The report added that the current war on Gaza did not begin on 7 October, and that it is the latest stage "of a long-standing settler colonial process of erasure," constituting an “ongoing Nakba," or catastrophe, which refers to the ethnic cleansing of Palestine by Zionist militias to make way for the creation of Israel in 1948.
Failure to comply
Albanese urged member states to impose an arms embargo on Israel "as it appears to have failed to comply with the binding measures ordered by the International Court of Justice (ICJ)," referring to the provisional measures issued by the court in January, after South Africa had taken Israel to the Hague-based court over accusation of genocide against Palestinians.
The court ordered Israel to take measures to prevent acts that fall under Article II of the Genocide Convention, while it considered its judgement.
The report also called for "a thorough independent and transparent investigation" into all international law violations and a plan to end "the unlawful and unsustainable status quo constituting the root cause of the latest escalation."

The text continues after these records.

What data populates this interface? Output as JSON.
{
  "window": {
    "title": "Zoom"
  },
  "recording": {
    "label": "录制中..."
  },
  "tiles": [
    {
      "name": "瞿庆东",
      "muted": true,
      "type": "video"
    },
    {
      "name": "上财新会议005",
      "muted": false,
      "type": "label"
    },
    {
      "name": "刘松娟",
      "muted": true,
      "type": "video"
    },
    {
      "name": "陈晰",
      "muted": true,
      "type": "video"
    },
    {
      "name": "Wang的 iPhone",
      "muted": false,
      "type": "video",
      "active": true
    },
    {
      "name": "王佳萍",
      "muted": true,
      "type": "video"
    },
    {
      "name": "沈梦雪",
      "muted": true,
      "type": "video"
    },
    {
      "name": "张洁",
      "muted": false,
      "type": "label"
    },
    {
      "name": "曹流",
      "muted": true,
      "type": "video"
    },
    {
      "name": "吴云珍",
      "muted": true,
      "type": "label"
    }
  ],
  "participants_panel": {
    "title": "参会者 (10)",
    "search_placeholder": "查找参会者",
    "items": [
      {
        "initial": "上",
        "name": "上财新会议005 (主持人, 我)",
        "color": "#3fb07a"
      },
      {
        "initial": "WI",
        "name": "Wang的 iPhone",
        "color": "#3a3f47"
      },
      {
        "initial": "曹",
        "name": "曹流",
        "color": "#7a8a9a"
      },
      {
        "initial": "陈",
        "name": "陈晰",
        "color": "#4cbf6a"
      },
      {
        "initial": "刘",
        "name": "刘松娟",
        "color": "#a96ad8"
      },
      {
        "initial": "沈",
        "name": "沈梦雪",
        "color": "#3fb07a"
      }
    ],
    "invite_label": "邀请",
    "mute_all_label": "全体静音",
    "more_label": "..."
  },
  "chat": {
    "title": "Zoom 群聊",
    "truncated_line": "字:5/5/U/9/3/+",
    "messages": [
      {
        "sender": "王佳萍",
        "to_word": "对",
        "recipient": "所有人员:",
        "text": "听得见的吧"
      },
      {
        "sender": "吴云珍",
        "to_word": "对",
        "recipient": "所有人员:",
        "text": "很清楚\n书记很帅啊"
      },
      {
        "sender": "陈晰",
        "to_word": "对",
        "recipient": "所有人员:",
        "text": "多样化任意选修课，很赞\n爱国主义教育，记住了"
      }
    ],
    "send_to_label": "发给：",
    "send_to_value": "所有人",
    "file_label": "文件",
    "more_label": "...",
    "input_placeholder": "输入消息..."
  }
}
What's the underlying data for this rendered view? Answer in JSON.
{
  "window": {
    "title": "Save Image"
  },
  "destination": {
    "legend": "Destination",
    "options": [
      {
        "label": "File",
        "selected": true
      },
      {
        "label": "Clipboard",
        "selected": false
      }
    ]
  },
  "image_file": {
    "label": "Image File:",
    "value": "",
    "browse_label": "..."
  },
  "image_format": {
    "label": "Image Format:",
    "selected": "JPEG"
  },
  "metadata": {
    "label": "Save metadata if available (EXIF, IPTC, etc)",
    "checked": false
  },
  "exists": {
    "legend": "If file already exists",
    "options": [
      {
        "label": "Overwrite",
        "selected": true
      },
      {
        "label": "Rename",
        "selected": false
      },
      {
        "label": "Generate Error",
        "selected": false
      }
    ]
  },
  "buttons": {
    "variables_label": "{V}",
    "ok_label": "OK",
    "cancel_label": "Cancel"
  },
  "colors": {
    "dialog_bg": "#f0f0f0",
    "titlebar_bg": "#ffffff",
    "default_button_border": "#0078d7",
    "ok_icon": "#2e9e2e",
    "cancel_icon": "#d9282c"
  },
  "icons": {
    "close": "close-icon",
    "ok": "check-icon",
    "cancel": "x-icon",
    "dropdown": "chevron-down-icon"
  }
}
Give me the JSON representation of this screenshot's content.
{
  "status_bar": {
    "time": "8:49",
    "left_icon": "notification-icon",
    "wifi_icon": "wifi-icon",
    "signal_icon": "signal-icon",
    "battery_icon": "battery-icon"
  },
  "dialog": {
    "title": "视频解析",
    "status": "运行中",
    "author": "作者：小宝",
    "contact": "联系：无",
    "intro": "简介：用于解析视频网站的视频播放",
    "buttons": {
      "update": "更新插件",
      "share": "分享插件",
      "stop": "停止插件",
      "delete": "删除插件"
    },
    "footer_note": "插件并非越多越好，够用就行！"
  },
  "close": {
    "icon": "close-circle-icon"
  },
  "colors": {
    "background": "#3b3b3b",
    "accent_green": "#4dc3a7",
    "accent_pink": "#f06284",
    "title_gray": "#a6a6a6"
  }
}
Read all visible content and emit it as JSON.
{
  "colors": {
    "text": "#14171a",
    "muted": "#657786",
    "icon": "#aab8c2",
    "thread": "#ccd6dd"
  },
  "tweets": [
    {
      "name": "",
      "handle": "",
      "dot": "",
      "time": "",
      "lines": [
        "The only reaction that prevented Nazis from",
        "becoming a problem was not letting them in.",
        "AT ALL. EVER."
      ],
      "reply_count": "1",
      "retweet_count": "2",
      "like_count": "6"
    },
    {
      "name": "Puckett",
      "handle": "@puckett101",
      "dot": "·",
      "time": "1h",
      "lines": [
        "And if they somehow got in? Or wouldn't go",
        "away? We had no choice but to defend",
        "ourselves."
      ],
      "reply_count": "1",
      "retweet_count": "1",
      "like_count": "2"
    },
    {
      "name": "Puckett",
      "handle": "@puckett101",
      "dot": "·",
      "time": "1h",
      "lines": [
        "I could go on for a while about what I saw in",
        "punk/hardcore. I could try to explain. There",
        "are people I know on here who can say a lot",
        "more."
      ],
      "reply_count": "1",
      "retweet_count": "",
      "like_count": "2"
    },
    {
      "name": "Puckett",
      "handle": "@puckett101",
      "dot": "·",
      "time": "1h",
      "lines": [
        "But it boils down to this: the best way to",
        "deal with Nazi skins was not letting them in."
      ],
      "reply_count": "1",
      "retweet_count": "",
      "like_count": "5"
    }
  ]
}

Albanese added that Unrwa, the UN agency for Palestinian refugees, should be properly funded to address the spiralling humanitarian crisis in Gaza. The agency has said that that it is at "breaking point" following funding suspensions after Israel alleged that 12 of its employees were involved in the Hamas-led attacks on 7 October.
Israel imposed a visa ban on Albanese after she said on X that the Hamas-led attacks on southern Israel were a "response to Israel's aggression."
Israel's diplomatic mission in Geneva has rejected the report, condemning Albanese's "outrageous accusations" as “simply an extension of a campaign seeking to undermine the very establishment of the Jewish State”.
“Israel’s war is against Hamas, not against Palestinian civilians,” the mission said in a statement.